NEW BEDFORD -- A state investigation into how Home Depot Inc. was awarded city-owned land has concluded the deal was fixed so a former city solicitor could broker the development.

''I find overwhelming evidence that this procurement was a sham process designed to reward a faithful political ally of the previous administration, and not to serve the best interests of the city of New Bedford," Inspector General Gregory W. Sullivan wrote in a report released yesterday. The Standard-Times of New Bedford reported the findings yesterday.

The current mayor, Scott W. Lang, had asked the inspector general to investigate the Home Depot deal last fall.

The IG concluded that the administration of former mayor Frederick Kalisz was responsible for swinging the deal to former city solicitor George Leontire's company. Leontire, a childhood friend and political adviser to Kalisz, was city solicitor from 1998 to 2002.

Whelan Associates, a Dartmouth real estate company in which Leontire is a partner, was set to be paid $500,000 for brokering the Home Depot deal.

Sullivan has not indicated whether he will refer the case to the state attorney general's office for possible prosecution.

''There are some serious allegations raised in the inspector general's report," a spokeswoman for Attorney General Thomas F. Reilly said yesterday. ''As with all reports of this nature from the IG, we will review it carefully to determine whether any further action is appropriate by this office."
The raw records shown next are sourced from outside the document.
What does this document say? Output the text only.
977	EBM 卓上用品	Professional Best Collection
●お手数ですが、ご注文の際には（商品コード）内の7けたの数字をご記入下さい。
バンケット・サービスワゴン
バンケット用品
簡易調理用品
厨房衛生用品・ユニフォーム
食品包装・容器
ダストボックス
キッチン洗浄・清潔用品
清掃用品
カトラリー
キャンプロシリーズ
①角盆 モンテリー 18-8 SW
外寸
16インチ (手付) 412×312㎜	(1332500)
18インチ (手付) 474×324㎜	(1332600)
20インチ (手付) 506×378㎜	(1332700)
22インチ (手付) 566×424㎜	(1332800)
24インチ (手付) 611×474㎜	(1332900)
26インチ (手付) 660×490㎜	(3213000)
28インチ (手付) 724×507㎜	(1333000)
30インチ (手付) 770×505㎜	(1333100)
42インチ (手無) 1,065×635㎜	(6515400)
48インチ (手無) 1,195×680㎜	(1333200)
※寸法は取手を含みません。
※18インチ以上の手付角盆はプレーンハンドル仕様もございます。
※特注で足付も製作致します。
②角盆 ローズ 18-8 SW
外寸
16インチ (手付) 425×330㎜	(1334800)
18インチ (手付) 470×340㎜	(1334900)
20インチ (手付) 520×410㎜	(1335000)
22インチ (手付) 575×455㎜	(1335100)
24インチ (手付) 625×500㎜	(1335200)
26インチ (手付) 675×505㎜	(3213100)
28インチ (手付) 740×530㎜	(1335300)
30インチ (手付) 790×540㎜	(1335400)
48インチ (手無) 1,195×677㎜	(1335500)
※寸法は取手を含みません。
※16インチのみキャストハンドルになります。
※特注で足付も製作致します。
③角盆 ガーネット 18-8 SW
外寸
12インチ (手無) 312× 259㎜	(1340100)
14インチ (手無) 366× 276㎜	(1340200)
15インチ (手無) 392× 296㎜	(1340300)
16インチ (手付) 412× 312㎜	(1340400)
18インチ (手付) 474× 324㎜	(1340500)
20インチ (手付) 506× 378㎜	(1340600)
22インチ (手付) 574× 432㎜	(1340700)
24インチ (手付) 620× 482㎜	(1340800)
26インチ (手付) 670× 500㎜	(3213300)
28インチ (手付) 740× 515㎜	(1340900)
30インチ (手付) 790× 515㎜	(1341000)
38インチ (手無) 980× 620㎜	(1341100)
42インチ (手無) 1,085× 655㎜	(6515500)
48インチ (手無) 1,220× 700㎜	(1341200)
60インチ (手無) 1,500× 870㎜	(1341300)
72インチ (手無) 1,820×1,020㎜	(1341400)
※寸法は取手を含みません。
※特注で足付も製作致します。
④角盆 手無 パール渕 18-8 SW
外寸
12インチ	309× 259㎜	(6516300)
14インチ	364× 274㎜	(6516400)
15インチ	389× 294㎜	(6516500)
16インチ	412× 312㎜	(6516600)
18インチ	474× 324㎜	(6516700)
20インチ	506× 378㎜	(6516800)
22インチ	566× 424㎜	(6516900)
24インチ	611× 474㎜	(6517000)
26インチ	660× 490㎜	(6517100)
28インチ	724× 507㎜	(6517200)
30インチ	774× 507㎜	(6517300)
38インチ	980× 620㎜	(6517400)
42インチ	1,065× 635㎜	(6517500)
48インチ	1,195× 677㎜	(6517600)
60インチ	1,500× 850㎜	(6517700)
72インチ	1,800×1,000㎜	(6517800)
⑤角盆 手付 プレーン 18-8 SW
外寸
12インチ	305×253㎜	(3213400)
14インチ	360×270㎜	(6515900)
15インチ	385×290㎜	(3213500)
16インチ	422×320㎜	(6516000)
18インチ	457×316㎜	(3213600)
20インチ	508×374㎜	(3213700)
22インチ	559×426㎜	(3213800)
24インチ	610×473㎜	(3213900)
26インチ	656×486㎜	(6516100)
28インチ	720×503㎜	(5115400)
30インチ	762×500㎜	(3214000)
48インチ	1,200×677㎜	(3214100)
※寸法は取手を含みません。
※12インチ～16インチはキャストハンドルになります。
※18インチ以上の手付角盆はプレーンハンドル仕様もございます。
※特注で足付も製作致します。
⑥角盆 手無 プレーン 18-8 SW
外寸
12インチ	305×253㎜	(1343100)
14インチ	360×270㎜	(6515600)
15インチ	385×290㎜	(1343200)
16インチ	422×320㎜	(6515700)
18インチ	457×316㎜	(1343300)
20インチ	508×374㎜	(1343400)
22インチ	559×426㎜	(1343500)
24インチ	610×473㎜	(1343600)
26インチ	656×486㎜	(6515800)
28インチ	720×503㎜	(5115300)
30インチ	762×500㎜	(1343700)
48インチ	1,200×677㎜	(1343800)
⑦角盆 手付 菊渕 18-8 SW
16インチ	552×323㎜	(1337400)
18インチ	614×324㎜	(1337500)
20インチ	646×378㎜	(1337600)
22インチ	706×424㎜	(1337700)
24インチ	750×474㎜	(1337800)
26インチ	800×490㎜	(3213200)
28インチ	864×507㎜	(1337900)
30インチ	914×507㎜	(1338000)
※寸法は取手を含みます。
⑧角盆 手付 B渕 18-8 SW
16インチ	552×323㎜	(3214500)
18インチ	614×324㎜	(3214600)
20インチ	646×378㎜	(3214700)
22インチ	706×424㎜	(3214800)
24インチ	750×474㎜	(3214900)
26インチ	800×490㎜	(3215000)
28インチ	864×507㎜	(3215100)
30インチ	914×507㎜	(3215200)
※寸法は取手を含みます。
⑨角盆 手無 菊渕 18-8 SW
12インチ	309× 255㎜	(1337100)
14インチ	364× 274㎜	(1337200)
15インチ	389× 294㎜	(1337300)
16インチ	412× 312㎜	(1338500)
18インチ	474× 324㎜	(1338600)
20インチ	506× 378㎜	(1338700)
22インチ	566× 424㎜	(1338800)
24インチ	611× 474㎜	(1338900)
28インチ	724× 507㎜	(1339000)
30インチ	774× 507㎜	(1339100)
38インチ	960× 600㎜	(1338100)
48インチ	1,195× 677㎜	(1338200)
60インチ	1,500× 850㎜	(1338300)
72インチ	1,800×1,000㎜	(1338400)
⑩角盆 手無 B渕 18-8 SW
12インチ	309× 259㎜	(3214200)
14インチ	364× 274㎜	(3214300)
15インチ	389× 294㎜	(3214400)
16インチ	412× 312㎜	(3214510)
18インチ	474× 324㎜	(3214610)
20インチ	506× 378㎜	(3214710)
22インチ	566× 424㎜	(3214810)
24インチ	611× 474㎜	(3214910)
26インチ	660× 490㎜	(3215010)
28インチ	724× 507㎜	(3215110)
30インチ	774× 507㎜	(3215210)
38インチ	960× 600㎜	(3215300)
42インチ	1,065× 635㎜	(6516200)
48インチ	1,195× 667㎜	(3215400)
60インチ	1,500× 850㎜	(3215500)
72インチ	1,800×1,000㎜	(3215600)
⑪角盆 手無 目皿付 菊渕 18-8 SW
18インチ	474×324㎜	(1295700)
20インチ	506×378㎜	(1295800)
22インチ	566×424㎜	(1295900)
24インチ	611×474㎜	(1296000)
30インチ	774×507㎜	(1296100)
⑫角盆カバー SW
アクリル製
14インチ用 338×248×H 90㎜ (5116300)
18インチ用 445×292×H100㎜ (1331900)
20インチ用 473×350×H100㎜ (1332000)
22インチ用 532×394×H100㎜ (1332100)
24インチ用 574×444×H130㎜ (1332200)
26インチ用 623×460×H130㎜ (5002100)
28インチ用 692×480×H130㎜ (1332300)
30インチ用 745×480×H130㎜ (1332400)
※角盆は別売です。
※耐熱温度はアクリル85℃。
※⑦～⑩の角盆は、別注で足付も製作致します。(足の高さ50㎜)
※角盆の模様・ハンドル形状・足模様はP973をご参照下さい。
Leontire told the Standard-Times that one problem with the inspector general's characterization is the perception that the Fairhaven Mills parcel was extremely valuable before he and Whelan Associates put together this deal.
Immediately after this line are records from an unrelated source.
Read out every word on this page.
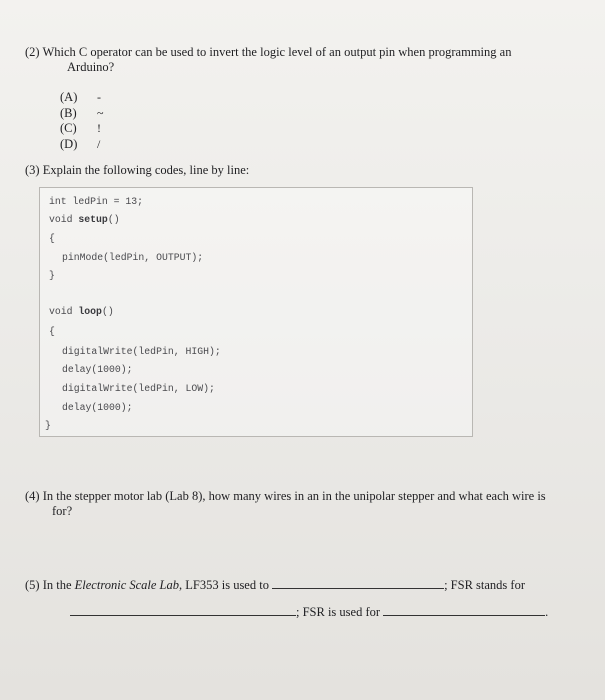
(2) Which C operator can be used to invert the logic level of an output pin when programming an
Arduino?
(A)	-
(B)	~
(C)	!
(D)	/
(3) Explain the following codes, line by line:
int ledPin = 13;
void setup()
{
pinMode(ledPin, OUTPUT);
}
void loop()
{
digitalWrite(ledPin, HIGH);
delay(1000);
digitalWrite(ledPin, LOW);
delay(1000);
}
(4) In the stepper motor lab (Lab 8), how many wires in an in the unipolar stepper and what each wire is
for?
(5) In the Electronic Scale Lab, LF353 is used to	; FSR stands for
; FSR is used for	.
''It's being spun as if this was some extraordinarily valuable piece of land that was being provided for me. I think it was me and my company that brought value to that project, and not the other way around."

Leontire also said that the $500,000 was intended for a scholarship fund for New Bedford public school students.

Kalisz, the former mayor, told the newspaper he had not seen the IG's report, but he said, ''I have the utmost confidence in Matt's integrity, and the job he did for me."

Home Depot now will not obtain the property under the Kalisz administration's arrangement, but the company could apply again, the current mayor said.

Home Depot said in a statement it is reviewing the inspector general's report.